Victory for Unions’ Right to Picket

The Supreme Court of the United States once recognized that “[p]eaceful picketing is the workingman’s means of communication.” Milk Wagon Driver’s Union v. Meadowmoor, Inc., 312 U.S. 287, 293 (1941).  Since then, employers have steadily chipped away at the laws that allow workers to express themselves through picketing.  Fortunately, on April 1, 2019, the Labor Movement deflected the latest attack on the right to picket when the Supreme Court declined to review a Court of Appeals case where the employer attempted to establish a categorical bar on picketing by employees on the employer’s property during work hours.

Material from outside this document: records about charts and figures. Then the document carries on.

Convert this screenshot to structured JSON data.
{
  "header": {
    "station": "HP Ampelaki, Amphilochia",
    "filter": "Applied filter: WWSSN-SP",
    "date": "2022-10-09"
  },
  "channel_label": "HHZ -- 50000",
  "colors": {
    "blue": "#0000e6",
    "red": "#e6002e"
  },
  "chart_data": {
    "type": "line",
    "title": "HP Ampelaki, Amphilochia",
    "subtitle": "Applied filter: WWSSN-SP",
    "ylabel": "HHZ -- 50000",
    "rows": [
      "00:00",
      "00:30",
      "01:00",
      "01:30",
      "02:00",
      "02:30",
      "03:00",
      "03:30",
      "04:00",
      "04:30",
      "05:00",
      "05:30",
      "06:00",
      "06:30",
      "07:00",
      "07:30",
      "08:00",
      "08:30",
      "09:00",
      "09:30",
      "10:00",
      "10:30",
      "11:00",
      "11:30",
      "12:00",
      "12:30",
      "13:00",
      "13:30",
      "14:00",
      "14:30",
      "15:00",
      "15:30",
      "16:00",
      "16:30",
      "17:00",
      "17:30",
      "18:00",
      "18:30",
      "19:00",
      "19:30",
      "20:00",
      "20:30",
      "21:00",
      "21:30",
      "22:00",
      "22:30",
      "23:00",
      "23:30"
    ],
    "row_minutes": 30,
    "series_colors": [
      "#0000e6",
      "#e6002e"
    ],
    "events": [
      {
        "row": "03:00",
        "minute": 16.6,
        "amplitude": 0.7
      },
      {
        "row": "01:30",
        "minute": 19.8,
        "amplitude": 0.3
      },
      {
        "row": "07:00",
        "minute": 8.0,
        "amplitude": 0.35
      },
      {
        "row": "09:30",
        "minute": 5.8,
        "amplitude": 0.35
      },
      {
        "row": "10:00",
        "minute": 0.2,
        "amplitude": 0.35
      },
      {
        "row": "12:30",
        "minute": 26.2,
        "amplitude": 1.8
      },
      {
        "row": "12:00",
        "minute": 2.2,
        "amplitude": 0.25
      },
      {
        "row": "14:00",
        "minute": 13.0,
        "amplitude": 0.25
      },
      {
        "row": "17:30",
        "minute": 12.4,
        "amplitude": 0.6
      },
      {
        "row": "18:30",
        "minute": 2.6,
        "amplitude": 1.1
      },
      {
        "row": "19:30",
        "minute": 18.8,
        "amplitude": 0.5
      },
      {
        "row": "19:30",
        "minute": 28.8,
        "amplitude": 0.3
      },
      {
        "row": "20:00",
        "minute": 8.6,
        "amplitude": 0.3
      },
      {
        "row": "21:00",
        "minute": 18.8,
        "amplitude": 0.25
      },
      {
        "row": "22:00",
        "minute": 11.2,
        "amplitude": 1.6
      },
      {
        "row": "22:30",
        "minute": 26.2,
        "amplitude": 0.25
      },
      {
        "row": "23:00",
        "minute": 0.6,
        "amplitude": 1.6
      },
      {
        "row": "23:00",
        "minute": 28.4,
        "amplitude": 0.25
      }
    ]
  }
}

Whenever employees seek to exercise their right to solicit support for a labor dispute “on their employer’s property, the employees’ rights are balanced against the employer’s property interests . . . .”  Capital Med. Ctr. v. NLRB, 909 F.3d 427, 431 (2018).  Employees are presumed to have the right to solicit support unless the employer presents that a prohibition is necessary to maintain discipline.  InCapital, the employer argued that the law’s presumption in favor of employee rights “should be inapplicable in the context of employee picketing on company property.”  Capital, 909 F.3d at 433.  The court disagreed, finding that picketing is no more disruptive than other kinds of pro-union communication.  Id. at 434.  The court upheld the right to picket for “a small number of off-duty hospital employees, seeking to inform visitors to the facility about an ongoing labor dispute . . . .”  Id. at 430.

For now, the law continues to protect non-disruptive picketing on company property.  Members and organizers should remain vigilant for any attempts by management to curtail the union’s right to peacefully picket on company property.